西井によれば、58年生まれの母はウーマンリブやフェミニズムに触発され、「規範」から解放されることに肯定的、または促す人だった。優等生の西井が学校で「いい子」と評価されると「おもんない」と言い、連絡帳に書かれた先生の記述を消した二葉には「アホやなー」とほめた。父は学童保育の指導員で、2人はその学童に通っていた。
女性落語家への違和感 自分は嘘なくアホができる
西井の観察では、父の手前ヤンチャに振る舞えない二葉は、学童の“アホなお兄さん”への憧れを強く持っていた。その一方で身体能力が高く、学童で取り組んでいた和太鼓が群を抜いてうまく、発表のたびに圧倒的に目立ったのが二葉だった。
アホ=愛嬌(あいきょう)ある目立ちたがり屋への憧れに、和太鼓で注目された原体験があるから、「落語家になるって聞いた時、違和感はありませんでした」。
二葉を落語に結びつけたのは、実は鶴瓶だ。大学時代、「きらきらアフロ」というトーク番組を見て好きになり、追っかけになる。落語会にもすぐに行き、他の落語家も見るようになった。女性落語家を見ると違和感を覚え、その理由を知りたくて全員を見に行った。無理をしている、特にアホな人を演じると痛々しい。そうわかった。

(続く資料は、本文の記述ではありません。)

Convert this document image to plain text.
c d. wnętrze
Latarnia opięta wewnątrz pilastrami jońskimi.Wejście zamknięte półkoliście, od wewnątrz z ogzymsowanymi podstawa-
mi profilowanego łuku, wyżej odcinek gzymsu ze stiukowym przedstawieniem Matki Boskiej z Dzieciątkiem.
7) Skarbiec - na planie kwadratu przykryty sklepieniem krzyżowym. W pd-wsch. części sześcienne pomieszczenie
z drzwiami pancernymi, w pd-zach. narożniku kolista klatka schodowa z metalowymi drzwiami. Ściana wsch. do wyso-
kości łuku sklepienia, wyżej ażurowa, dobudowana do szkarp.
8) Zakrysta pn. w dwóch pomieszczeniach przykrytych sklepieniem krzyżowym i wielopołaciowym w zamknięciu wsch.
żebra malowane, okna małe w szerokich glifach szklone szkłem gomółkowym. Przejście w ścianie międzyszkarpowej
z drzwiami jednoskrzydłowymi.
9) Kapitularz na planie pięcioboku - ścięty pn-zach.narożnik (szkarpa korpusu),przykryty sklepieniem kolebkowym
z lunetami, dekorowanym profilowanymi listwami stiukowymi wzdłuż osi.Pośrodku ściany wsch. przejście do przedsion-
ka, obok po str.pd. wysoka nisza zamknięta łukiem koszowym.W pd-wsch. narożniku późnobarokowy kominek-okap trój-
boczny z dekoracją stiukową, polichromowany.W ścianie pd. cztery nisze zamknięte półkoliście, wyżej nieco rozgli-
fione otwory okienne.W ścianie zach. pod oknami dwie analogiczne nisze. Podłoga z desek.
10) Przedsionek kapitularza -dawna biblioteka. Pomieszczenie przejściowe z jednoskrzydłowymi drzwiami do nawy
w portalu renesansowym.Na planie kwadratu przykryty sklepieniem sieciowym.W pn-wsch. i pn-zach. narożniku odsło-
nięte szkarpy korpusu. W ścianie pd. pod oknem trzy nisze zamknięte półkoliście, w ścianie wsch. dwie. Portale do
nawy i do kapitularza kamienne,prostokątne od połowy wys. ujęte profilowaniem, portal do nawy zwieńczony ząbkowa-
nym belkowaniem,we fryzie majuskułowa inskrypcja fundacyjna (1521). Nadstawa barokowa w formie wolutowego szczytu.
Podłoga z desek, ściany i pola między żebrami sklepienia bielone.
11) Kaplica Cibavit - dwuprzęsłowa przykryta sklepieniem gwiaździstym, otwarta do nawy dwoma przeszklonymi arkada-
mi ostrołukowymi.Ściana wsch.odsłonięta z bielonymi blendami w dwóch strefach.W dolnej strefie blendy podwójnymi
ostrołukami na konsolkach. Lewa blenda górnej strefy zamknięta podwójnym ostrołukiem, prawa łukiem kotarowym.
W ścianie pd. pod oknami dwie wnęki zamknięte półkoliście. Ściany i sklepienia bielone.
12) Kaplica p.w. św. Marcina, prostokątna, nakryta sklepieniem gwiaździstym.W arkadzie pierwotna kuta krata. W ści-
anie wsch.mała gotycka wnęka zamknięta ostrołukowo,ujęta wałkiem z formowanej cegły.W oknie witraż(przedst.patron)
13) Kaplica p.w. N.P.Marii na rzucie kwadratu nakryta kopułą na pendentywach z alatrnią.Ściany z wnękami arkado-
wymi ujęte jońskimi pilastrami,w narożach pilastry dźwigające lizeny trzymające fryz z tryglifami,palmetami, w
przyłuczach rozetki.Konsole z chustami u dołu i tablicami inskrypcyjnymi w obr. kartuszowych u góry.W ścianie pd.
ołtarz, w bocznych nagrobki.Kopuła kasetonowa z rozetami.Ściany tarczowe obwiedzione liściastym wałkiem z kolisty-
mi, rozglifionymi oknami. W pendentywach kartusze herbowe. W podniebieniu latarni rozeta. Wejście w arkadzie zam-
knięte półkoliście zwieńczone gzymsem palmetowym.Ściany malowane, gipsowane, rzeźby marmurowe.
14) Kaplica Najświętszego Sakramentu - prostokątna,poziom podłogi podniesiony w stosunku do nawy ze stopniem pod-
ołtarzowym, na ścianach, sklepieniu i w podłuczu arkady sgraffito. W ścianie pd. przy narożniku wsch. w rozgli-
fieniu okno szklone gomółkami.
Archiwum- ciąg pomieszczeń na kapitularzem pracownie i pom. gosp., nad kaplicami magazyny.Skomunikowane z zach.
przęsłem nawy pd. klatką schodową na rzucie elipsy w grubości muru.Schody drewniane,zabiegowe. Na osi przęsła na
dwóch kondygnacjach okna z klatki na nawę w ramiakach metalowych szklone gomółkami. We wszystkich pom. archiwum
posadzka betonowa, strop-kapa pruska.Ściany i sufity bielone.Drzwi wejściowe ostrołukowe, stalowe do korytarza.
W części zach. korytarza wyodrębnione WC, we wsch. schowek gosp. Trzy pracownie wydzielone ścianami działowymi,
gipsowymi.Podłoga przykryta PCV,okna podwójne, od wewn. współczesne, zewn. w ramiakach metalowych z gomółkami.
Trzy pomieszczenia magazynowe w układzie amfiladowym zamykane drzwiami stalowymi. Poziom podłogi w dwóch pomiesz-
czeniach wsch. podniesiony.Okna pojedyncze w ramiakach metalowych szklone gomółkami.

「いけると思いました。自分がアホやという自信は子どもの時からあったけど、言えずに来た。でも落語でならできる。自分なら嘘(うそ)なくアホができる」。入門に備え貯金をしようと就職、師匠を探して米二にたどりついた。
毎日新聞大阪本社学芸部記者の山田夢留(むる)(46)は、駆け出しの頃の二葉の言葉にハッとさせられた。「女性というのは、アホと距離がある」。すごく腑(ふ)に落ちた。小さい頃から面白いことを言うのは男の子で、女の子は「しっかりしなさい」と育てられる。だから女性がシンプルに面白いことを言っても、見る側が「女性」というフィルターを通すから笑えない。今も「痩(や)せてる」「太ってる」をネタにしがちな女性お笑い芸人のことなども含め、「笑いとジェンダー」が氷解する一言だった。